Thursday, June 3, 2010

It don't matter who's in Austin...

Every time I open my iTunes library, the first song I play is "If No News is Good News...."

I think you should obtain it if you don't already have it. If you don't know how, ask us. This song opens with a five- or six-note steel guitar slash that gets your attention like a flyswatter tunes up an insect. Then you get three-, maybe four-part (maybe five-part, maybe six) harmony...

If no news is good news then I should be happy
Cause honey you know you ain’t wrote a line
Not a word have I heard since the day that you left me
So maybe now I should be feeling fine

Then Tommy Duncan, the masculinity of whose voice is unrivaled, solos...

But these blues won’t go on and leave me alone
Pay no heed though if you hear me sighing
So if no news is good news then I should be happy
And baby I’m so happy I’m crying


Then things repeat.

I first became aware of Bob Wills and the Texas Playboys around 1973, when I was directed to buy "For the Last Time," a two-record album that was produced as a project by Merle Haggard (our greatest still-performing country artist) featuring Bob Wills and several of the surviving Playboys (there were a couple dozen or so who were able to claim the name for a while). I quickly understood why Waylon Jennings claimed (in a song that also hit pop charts around 1973), "It don't matter who's in Austin, Bob Wills is Still the King."

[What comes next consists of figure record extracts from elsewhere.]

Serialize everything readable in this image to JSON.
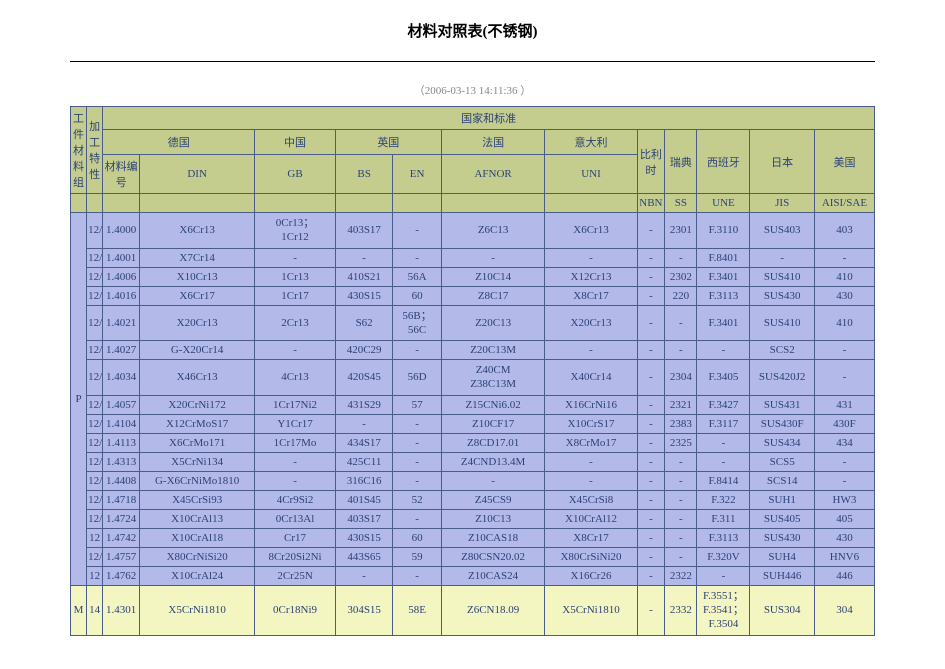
{
  "title": "材料对照表(不锈钢)",
  "timestamp": "（2006-03-13  14:11:36  ）",
  "headers": {
    "group1": "工件材料组",
    "group2": "加工特性",
    "countries_std": "国家和标准",
    "germany": "德国",
    "china": "中国",
    "uk": "英国",
    "france": "法国",
    "italy": "意大利",
    "belgium": "比利时",
    "sweden": "瑞典",
    "spain": "西班牙",
    "japan": "日本",
    "usa": "美国",
    "mat_no": "材料编号",
    "din": "DIN",
    "gb": "GB",
    "bs": "BS",
    "en": "EN",
    "afnor": "AFNOR",
    "uni": "UNI",
    "nbn": "NBN",
    "ss": "SS",
    "une": "UNE",
    "jis": "JIS",
    "aisi": "AISI/SAE"
  },
  "group_p": "P",
  "group_m": "M",
  "rows_p": [
    {
      "proc": "12/13",
      "code": "1.4000",
      "din": "X6Cr13",
      "gb": "0Cr13；\n1Cr12",
      "bs": "403S17",
      "en": "-",
      "afnor": "Z6C13",
      "uni": "X6Cr13",
      "nbn": "-",
      "ss": "2301",
      "une": "F.3110",
      "jis": "SUS403",
      "aisi": "403"
    },
    {
      "proc": "12/13",
      "code": "1.4001",
      "din": "X7Cr14",
      "gb": "-",
      "bs": "-",
      "en": "-",
      "afnor": "-",
      "uni": "-",
      "nbn": "-",
      "ss": "-",
      "une": "F.8401",
      "jis": "-",
      "aisi": "-"
    },
    {
      "proc": "12/13",
      "code": "1.4006",
      "din": "X10Cr13",
      "gb": "1Cr13",
      "bs": "410S21",
      "en": "56A",
      "afnor": "Z10C14",
      "uni": "X12Cr13",
      "nbn": "-",
      "ss": "2302",
      "une": "F.3401",
      "jis": "SUS410",
      "aisi": "410"
    },
    {
      "proc": "12/13",
      "code": "1.4016",
      "din": "X6Cr17",
      "gb": "1Cr17",
      "bs": "430S15",
      "en": "60",
      "afnor": "Z8C17",
      "uni": "X8Cr17",
      "nbn": "-",
      "ss": "220",
      "une": "F.3113",
      "jis": "SUS430",
      "aisi": "430"
    },
    {
      "proc": "12/13",
      "code": "1.4021",
      "din": "X20Cr13",
      "gb": "2Cr13",
      "bs": "S62",
      "en": "56B；\n56C",
      "afnor": "Z20C13",
      "uni": "X20Cr13",
      "nbn": "-",
      "ss": "-",
      "une": "F.3401",
      "jis": "SUS410",
      "aisi": "410"
    },
    {
      "proc": "12/13",
      "code": "1.4027",
      "din": "G-X20Cr14",
      "gb": "-",
      "bs": "420C29",
      "en": "-",
      "afnor": "Z20C13M",
      "uni": "-",
      "nbn": "-",
      "ss": "-",
      "une": "-",
      "jis": "SCS2",
      "aisi": "-"
    },
    {
      "proc": "12/13",
      "code": "1.4034",
      "din": "X46Cr13",
      "gb": "4Cr13",
      "bs": "420S45",
      "en": "56D",
      "afnor": "Z40CM\nZ38C13M",
      "uni": "X40Cr14",
      "nbn": "-",
      "ss": "2304",
      "une": "F.3405",
      "jis": "SUS420J2",
      "aisi": "-"
    },
    {
      "proc": "12/13",
      "code": "1.4057",
      "din": "X20CrNi172",
      "gb": "1Cr17Ni2",
      "bs": "431S29",
      "en": "57",
      "afnor": "Z15CNi6.02",
      "uni": "X16CrNi16",
      "nbn": "-",
      "ss": "2321",
      "une": "F.3427",
      "jis": "SUS431",
      "aisi": "431"
    },
    {
      "proc": "12/13",
      "code": "1.4104",
      "din": "X12CrMoS17",
      "gb": "Y1Cr17",
      "bs": "-",
      "en": "-",
      "afnor": "Z10CF17",
      "uni": "X10CrS17",
      "nbn": "-",
      "ss": "2383",
      "une": "F.3117",
      "jis": "SUS430F",
      "aisi": "430F"
    },
    {
      "proc": "12/13",
      "code": "1.4113",
      "din": "X6CrMo171",
      "gb": "1Cr17Mo",
      "bs": "434S17",
      "en": "-",
      "afnor": "Z8CD17.01",
      "uni": "X8CrMo17",
      "nbn": "-",
      "ss": "2325",
      "une": "-",
      "jis": "SUS434",
      "aisi": "434"
    },
    {
      "proc": "12/13",
      "code": "1.4313",
      "din": "X5CrNi134",
      "gb": "-",
      "bs": "425C11",
      "en": "-",
      "afnor": "Z4CND13.4M",
      "uni": "-",
      "nbn": "-",
      "ss": "-",
      "une": "-",
      "jis": "SCS5",
      "aisi": "-"
    },
    {
      "proc": "12/13",
      "code": "1.4408",
      "din": "G-X6CrNiMo1810",
      "gb": "-",
      "bs": "316C16",
      "en": "-",
      "afnor": "-",
      "uni": "-",
      "nbn": "-",
      "ss": "-",
      "une": "F.8414",
      "jis": "SCS14",
      "aisi": "-"
    },
    {
      "proc": "12/13",
      "code": "1.4718",
      "din": "X45CrSi93",
      "gb": "4Cr9Si2",
      "bs": "401S45",
      "en": "52",
      "afnor": "Z45CS9",
      "uni": "X45CrSi8",
      "nbn": "-",
      "ss": "-",
      "une": "F.322",
      "jis": "SUH1",
      "aisi": "HW3"
    },
    {
      "proc": "12/13",
      "code": "1.4724",
      "din": "X10CrAl13",
      "gb": "0Cr13Al",
      "bs": "403S17",
      "en": "-",
      "afnor": "Z10C13",
      "uni": "X10CrAl12",
      "nbn": "-",
      "ss": "-",
      "une": "F.311",
      "jis": "SUS405",
      "aisi": "405"
    },
    {
      "proc": "12",
      "code": "1.4742",
      "din": "X10CrAl18",
      "gb": "Cr17",
      "bs": "430S15",
      "en": "60",
      "afnor": "Z10CAS18",
      "uni": "X8Cr17",
      "nbn": "-",
      "ss": "-",
      "une": "F.3113",
      "jis": "SUS430",
      "aisi": "430"
    },
    {
      "proc": "12/13",
      "code": "1.4757",
      "din": "X80CrNiSi20",
      "gb": "8Cr20Si2Ni",
      "bs": "443S65",
      "en": "59",
      "afnor": "Z80CSN20.02",
      "uni": "X80CrSiNi20",
      "nbn": "-",
      "ss": "-",
      "une": "F.320V",
      "jis": "SUH4",
      "aisi": "HNV6"
    },
    {
      "proc": "12",
      "code": "1.4762",
      "din": "X10CrAl24",
      "gb": "2Cr25N",
      "bs": "-",
      "en": "-",
      "afnor": "Z10CAS24",
      "uni": "X16Cr26",
      "nbn": "-",
      "ss": "2322",
      "une": "-",
      "jis": "SUH446",
      "aisi": "446"
    }
  ],
  "rows_m": [
    {
      "proc": "14",
      "code": "1.4301",
      "din": "X5CrNi1810",
      "gb": "0Cr18Ni9",
      "bs": "304S15",
      "en": "58E",
      "afnor": "Z6CN18.09",
      "uni": "X5CrNi1810",
      "nbn": "-",
      "ss": "2332",
      "une": "F.3551；\nF.3541；\nF.3504",
      "jis": "SUS304",
      "aisi": "304"
    }
  ],
  "colors": {
    "header_bg": "#c5cd8e",
    "p_bg": "#b3b9e8",
    "m_bg": "#f4f6c2",
    "border": "#4a5d8a",
    "text": "#2c4278"
  }
}
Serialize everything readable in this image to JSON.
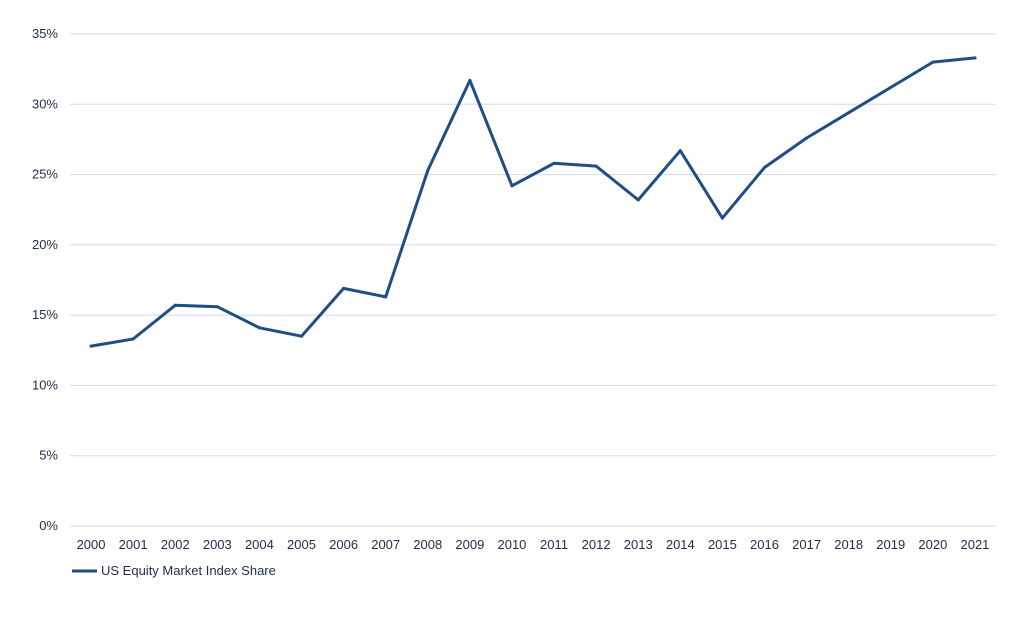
{
  "chart_data": {
    "type": "line",
    "title": "",
    "xlabel": "",
    "ylabel": "",
    "x": [
      "2000",
      "2001",
      "2002",
      "2003",
      "2004",
      "2005",
      "2006",
      "2007",
      "2008",
      "2009",
      "2010",
      "2011",
      "2012",
      "2013",
      "2014",
      "2015",
      "2016",
      "2017",
      "2018",
      "2019",
      "2020",
      "2021"
    ],
    "series": [
      {
        "name": "US Equity Market Index Share",
        "color": "#1f4e86",
        "values": [
          12.8,
          13.3,
          15.7,
          15.6,
          14.1,
          13.5,
          16.9,
          16.3,
          25.3,
          31.7,
          24.2,
          25.8,
          25.6,
          23.2,
          26.7,
          21.9,
          25.5,
          27.6,
          29.4,
          31.2,
          33.0,
          33.3
        ]
      }
    ],
    "yticks": [
      "0%",
      "5%",
      "10%",
      "15%",
      "20%",
      "25%",
      "30%",
      "35%"
    ],
    "ylim": [
      0,
      35
    ],
    "grid": true,
    "legend_position": "bottom-left"
  }
}
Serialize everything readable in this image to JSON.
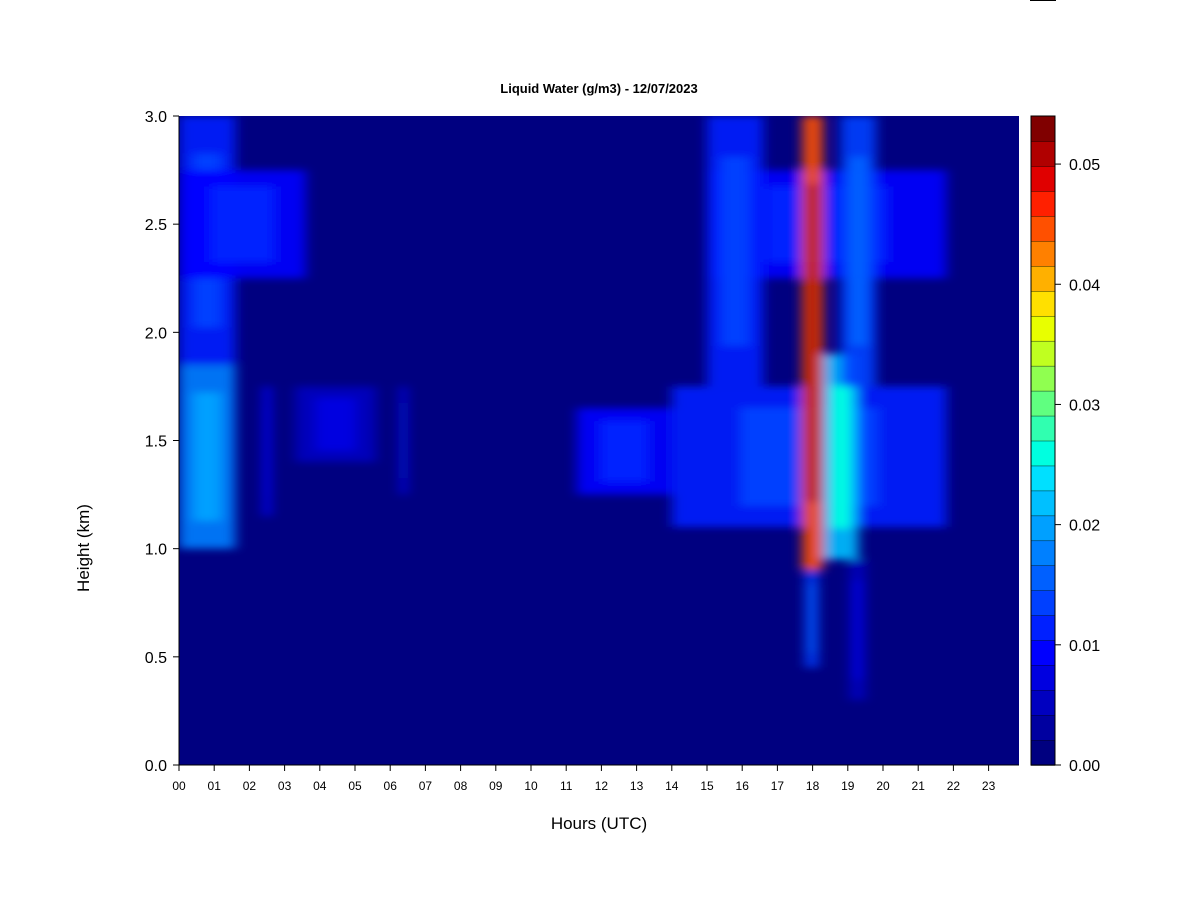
{
  "chart_data": {
    "type": "heatmap",
    "title": "Liquid Water (g/m3) - 12/07/2023",
    "xlabel": "Hours (UTC)",
    "ylabel": "Height (km)",
    "xlim": [
      0,
      24
    ],
    "ylim": [
      0,
      3.0
    ],
    "x_ticks": [
      "00",
      "01",
      "02",
      "03",
      "04",
      "05",
      "06",
      "07",
      "08",
      "09",
      "10",
      "11",
      "12",
      "13",
      "14",
      "15",
      "16",
      "17",
      "18",
      "19",
      "20",
      "21",
      "22",
      "23"
    ],
    "y_ticks": [
      "0.0",
      "0.5",
      "1.0",
      "1.5",
      "2.0",
      "2.5",
      "3.0"
    ],
    "colorbar": {
      "range": [
        0,
        0.054
      ],
      "ticks": [
        "0.00",
        "0.01",
        "0.02",
        "0.03",
        "0.04",
        "0.05"
      ],
      "colors": [
        "#000080",
        "#0000a0",
        "#0000c0",
        "#0000e0",
        "#0000ff",
        "#0020ff",
        "#0040ff",
        "#0060ff",
        "#0080ff",
        "#00a0ff",
        "#00c0ff",
        "#00e0ff",
        "#00ffe0",
        "#30ffb0",
        "#60ff80",
        "#90ff50",
        "#c0ff20",
        "#e8ff00",
        "#ffe000",
        "#ffb000",
        "#ff8000",
        "#ff5000",
        "#ff2000",
        "#e00000",
        "#b00000",
        "#800000"
      ]
    },
    "cloud_features": [
      {
        "hours": [
          0.0,
          1.6
        ],
        "height_km": [
          1.0,
          1.85
        ],
        "peak": 0.017
      },
      {
        "hours": [
          0.0,
          1.6
        ],
        "height_km": [
          1.85,
          3.0
        ],
        "peak": 0.011
      },
      {
        "hours": [
          0.0,
          3.6
        ],
        "height_km": [
          2.25,
          2.75
        ],
        "peak": 0.01
      },
      {
        "hours": [
          2.4,
          2.6
        ],
        "height_km": [
          1.15,
          1.75
        ],
        "peak": 0.009
      },
      {
        "hours": [
          3.3,
          5.6
        ],
        "height_km": [
          1.4,
          1.75
        ],
        "peak": 0.006
      },
      {
        "hours": [
          6.3,
          6.45
        ],
        "height_km": [
          1.25,
          1.75
        ],
        "peak": 0.01
      },
      {
        "hours": [
          11.3,
          14.0
        ],
        "height_km": [
          1.25,
          1.65
        ],
        "peak": 0.01
      },
      {
        "hours": [
          14.0,
          21.8
        ],
        "height_km": [
          1.1,
          1.75
        ],
        "peak": 0.012
      },
      {
        "hours": [
          15.0,
          21.8
        ],
        "height_km": [
          2.25,
          2.75
        ],
        "peak": 0.01
      },
      {
        "hours": [
          15.0,
          16.6
        ],
        "height_km": [
          1.75,
          3.0
        ],
        "peak": 0.011
      },
      {
        "hours": [
          17.7,
          18.3
        ],
        "height_km": [
          0.9,
          3.0
        ],
        "peak": 0.045
      },
      {
        "hours": [
          17.8,
          18.15
        ],
        "height_km": [
          0.45,
          0.9
        ],
        "peak": 0.013
      },
      {
        "hours": [
          18.3,
          19.3
        ],
        "height_km": [
          0.95,
          1.9
        ],
        "peak": 0.022
      },
      {
        "hours": [
          18.8,
          19.8
        ],
        "height_km": [
          1.75,
          3.0
        ],
        "peak": 0.014
      },
      {
        "hours": [
          19.05,
          19.5
        ],
        "height_km": [
          0.3,
          0.95
        ],
        "peak": 0.006
      }
    ]
  }
}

I challenge you to direct me to where I can hear a more poignantly agonized bleat (delivered in a stomach-thrilling baritone) of romantic estrangement than Tommy Duncan's "
But these blues won’t go on and leave me alone; Pay no heed though if you hear me sighing..." I'm cueing it up...right...now.

1 comment:

  1. "He stopped loving her today" meets the challenge as you phrased it.